Doucement, mon père ; discutons froidement les choses. Vous aimez la raison, j’en ai de la plus rare.
Je vous montrerai que je suis votre père.
Je n’en ai jamais douté ; je vous dispense de la preuve, tranquillisez-vous. Vous me direz peut-être que je n’ai que vingt ans, et que vous en avez soixante.
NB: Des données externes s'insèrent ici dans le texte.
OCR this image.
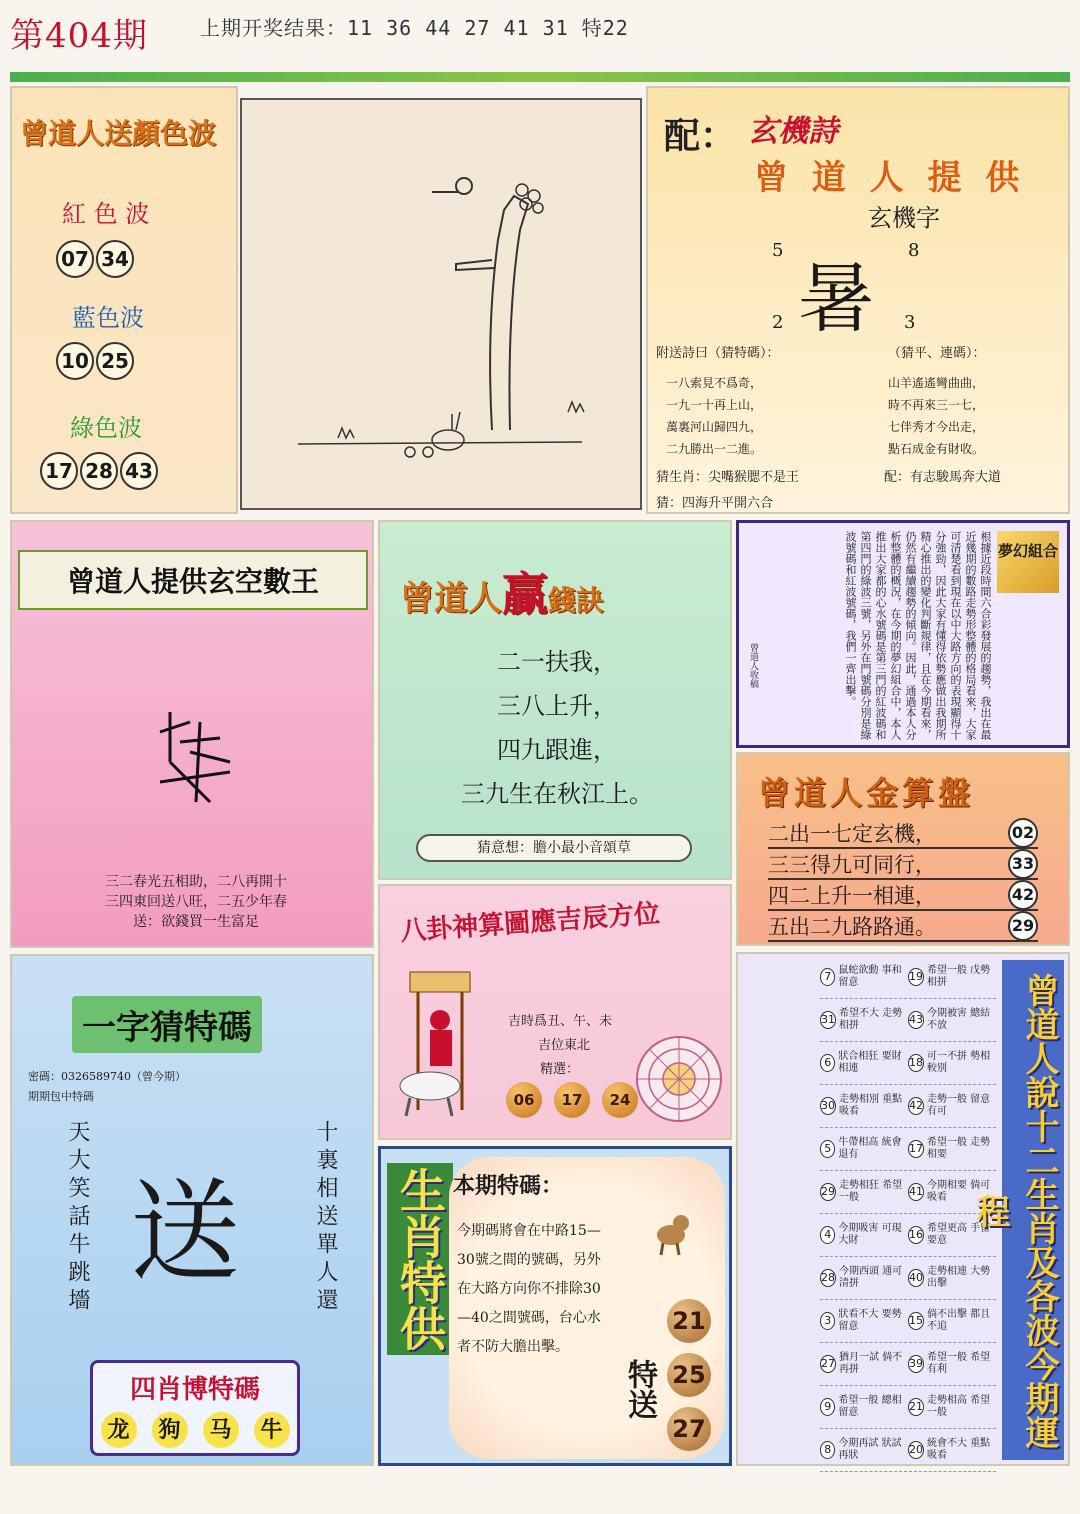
第404期	上期开奖结果：11 36 44 27 41 31 特22
曾道人送顏色波
紅 色 波
07 34
藍色波
10 25
綠色波
17 28 43
配： 玄機詩
曾 道 人 提 供
玄機字
5	8
暑
2	3
附送詩曰（猜特碼）：	（猜平、連碼）：
一八索見不爲奇，
一九一十再上山，
萬裏河山歸四九，
二九勝出一二進。
山羊遙遙彎曲曲，
時不再來三一七，
七伴秀才今出走，
點石成金有財收。
猜生肖：尖嘴猴腮不是王	配：有志駿馬奔大道
猜：四海升平開六合
曾道人提供玄空數王
三二春光五相助，二八再開十
三四東回送八旺，二五少年春
送：欲錢買一生富足
曾道人贏錢訣
二一扶我，
三八上升，
四九跟進，
三九生在秋江上。
猜意想：膽小最小音頌草
夢幻組合
根據近段時間六合彩發展的趨勢，我出在最近幾期的數路走勢形整體的格局看來，大家可清楚看到現在以中大路方向的表現顯得十分強勁，因此大家有懂得依勢應做出我期所精心推出的變化判斷規律，且在今期看來，仍然有繼續趨勢的傾向。因此，通過本人分析整體的概況，在今期的夢幻組合中，本人推出大家都的心水號碼是第三門的紅波碼和第四門的綠波三號，另外在門號碼分別是綠波號碼和紅波號碼，我們一齊出擊。
曾道人收稿
曾道人金算盤
二出一七定玄機，	02
三三得九可同行，	33
四二上升一相連，	42
五出二九路路通。	29
八卦神算圖應吉辰方位
吉時爲丑、午、未
吉位東北
精選：
06 17 24
一字猜特碼
密碼：0326589740（曾今期）
期期包中特碼
天大笑話牛跳墻 送	十裏相送單人還
四肖博特碼
龙	狗	马	牛
生肖特供 本期特碼：
今期碼將會在中路15—30號之間的號碼，另外在大路方向你不排除30—40之間號碼，台心水者不防大膽出擊。
特送
21
25
27
7 鼠蛇欲動 事和留意	19 希望一般 戊勢相拼
31 希望不大 走勢相拼	43 今期被害 總結不放
6 狀合相狂 要財相連	18 可一不拼 勢相較別
30 走勢相別 重點吸看	42 走勢一般 留意有可
5 牛帶相高 統會退有	17 希望一般 走勢相要
29 走勢相狂 希望一般	41 今期相要 倘可吸看
4 今期吸害 可現大財	16 希望更高 手留要意
28 今期西頭 通可清拼	40 走勢相連 大勢出擊
3 狀看不大 要勢留意	15 倘不出擊 都且不追
27 猶月一試 倘不再拼	39 希望一般 希望有利
9 希望一般 總相留意	21 走勢相高 希望一般
8 今期再試 狀試再狀	20 統會不大 重點吸看
曾道人說十二生肖及各波今期運程
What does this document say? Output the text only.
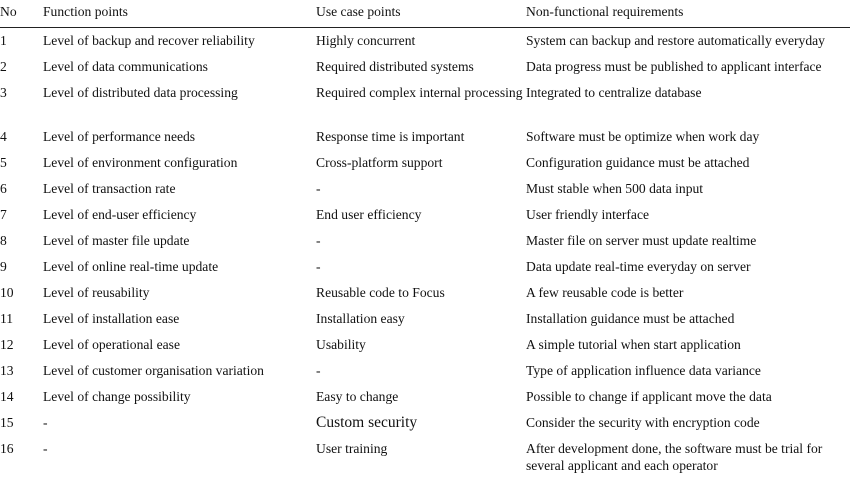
No	Function points	Use case points	Non-functional requirements
1	Level of backup and recover reliability	Highly concurrent	System can backup and restore automatically everyday
2	Level of data communications	Required distributed systems	Data progress must be published to applicant interface
3	Level of distributed data processing	Required complex internal processing	Integrated to centralize database
4	Level of performance needs	Response time is important	Software must be optimize when work day
5	Level of environment configuration	Cross-platform support	Configuration guidance must be attached
6	Level of transaction rate	-	Must stable when 500 data input
7	Level of end-user efficiency	End user efficiency	User friendly interface
8	Level of master file update	-	Master file on server must update realtime
9	Level of online real-time update	-	Data update real-time everyday on server
10	Level of reusability	Reusable code to Focus	A few reusable code is better
11	Level of installation ease	Installation easy	Installation guidance must be attached
12	Level of operational ease	Usability	A simple tutorial when start application
13	Level of customer organisation variation	-	Type of application influence data variance
14	Level of change possibility	Easy to change	Possible to change if applicant move the data
15	-	Custom security	Consider the security with encryption code
16	-	User training	After development done, the software must be trial for several applicant and each operator
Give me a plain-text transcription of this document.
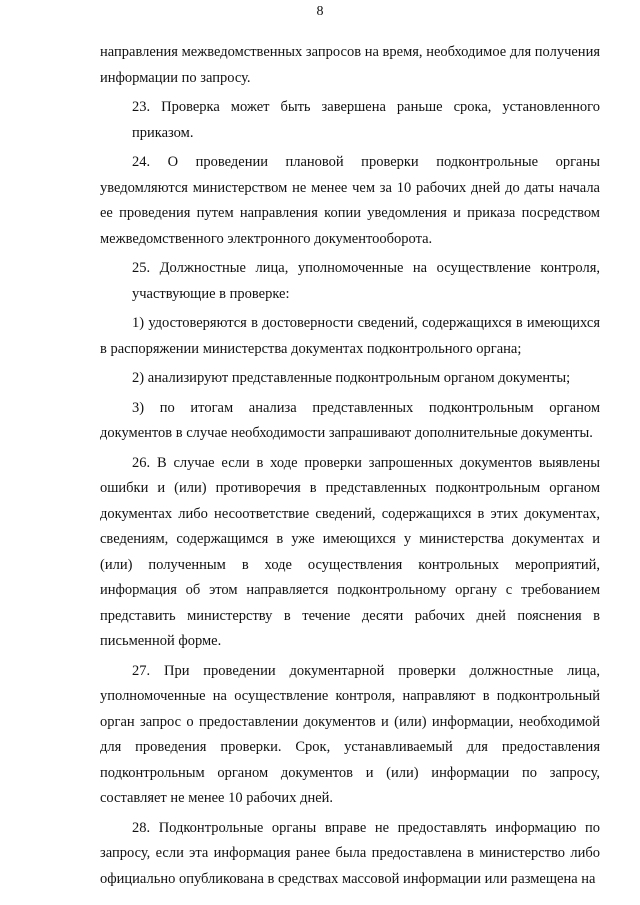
8

направления межведомственных запросов на время, необходимое для получения информации по запросу.

23. Проверка может быть завершена раньше срока, установленного приказом.

24. О проведении плановой проверки подконтрольные органы уведомляются министерством не менее чем за 10 рабочих дней до даты начала ее проведения путем направления копии уведомления и приказа посредством межведомственного электронного документооборота.

25. Должностные лица, уполномоченные на осуществление контроля, участвующие в проверке:

1) удостоверяются в достоверности сведений, содержащихся в имеющихся в распоряжении министерства документах подконтрольного органа;

2) анализируют представленные подконтрольным органом документы;

3) по итогам анализа представленных подконтрольным органом документов в случае необходимости запрашивают дополнительные документы.

26. В случае если в ходе проверки запрошенных документов выявлены ошибки и (или) противоречия в представленных подконтрольным органом документах либо несоответствие сведений, содержащихся в этих документах, сведениям, содержащимся в уже имеющихся у министерства документах и (или) полученным в ходе осуществления контрольных мероприятий, информация об этом направляется подконтрольному органу с требованием представить министерству в течение десяти рабочих дней пояснения в письменной форме.

27. При проведении документарной проверки должностные лица, уполномоченные на осуществление контроля, направляют в подконтрольный орган запрос о предоставлении документов и (или) информации, необходимой для проведения проверки. Срок, устанавливаемый для предоставления подконтрольным органом документов и (или) информации по запросу, составляет не менее 10 рабочих дней.

28. Подконтрольные органы вправе не предоставлять информацию по запросу, если эта информация ранее была предоставлена в министерство либо официально опубликована в средствах массовой информации или размещена на
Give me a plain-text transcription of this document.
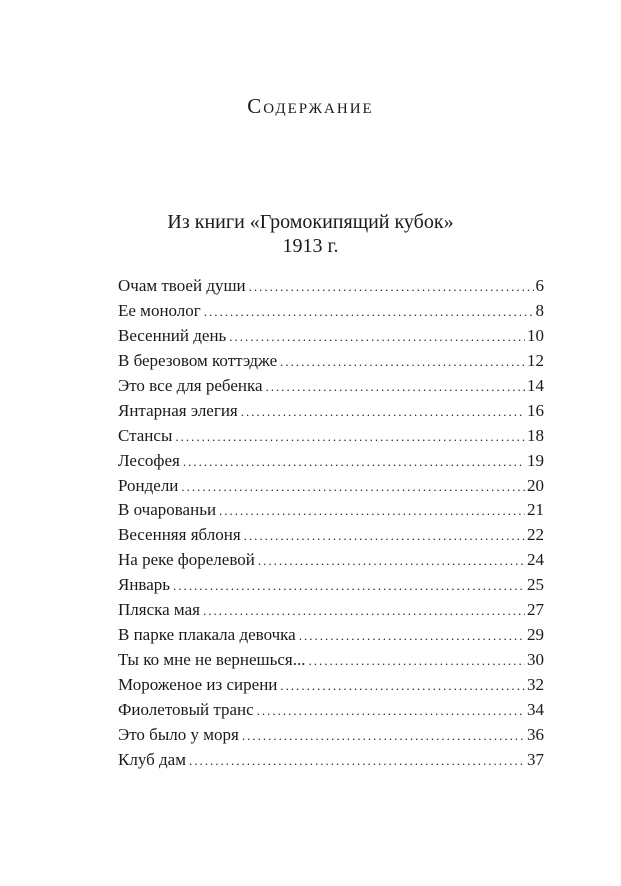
Содержание
Из книги «Громокипящий кубок»
1913 г.
Очам твоей души .....	6
Ее монолог .....	8
Весенний день .....	10
В березовом коттэдже .....	12
Это все для ребенка .....	14
Янтарная элегия .....	16
Стансы .....	18
Лесофея .....	19
Рондели .....	20
В очарованьи .....	21
Весенняя яблоня .....	22
На реке форелевой .....	24
Январь .....	25
Пляска мая .....	27
В парке плакала девочка .....	29
Ты ко мне не вернешься... .....	30
Мороженое из сирени .....	32
Фиолетовый транс .....	34
Это было у моря .....	36
Клуб дам .....	37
Soit, vous êtes plus vieux que moi ; je ne chicane point là-dessus ; j’aurai votre âge un jour ; car nous vieillissons tous dans notre famille. Écoutez-moi, je me sers d’une supposition. Je suis Monsieur Argante ; et vous êtes ma fille. Vous êtes jeune, étourdie, vive, charmante, comme moi. Et moi, je suis grave, sérieux, triste et sombre comme vous.
Où suis-je ? et qu’est-ce que c’est que cela ?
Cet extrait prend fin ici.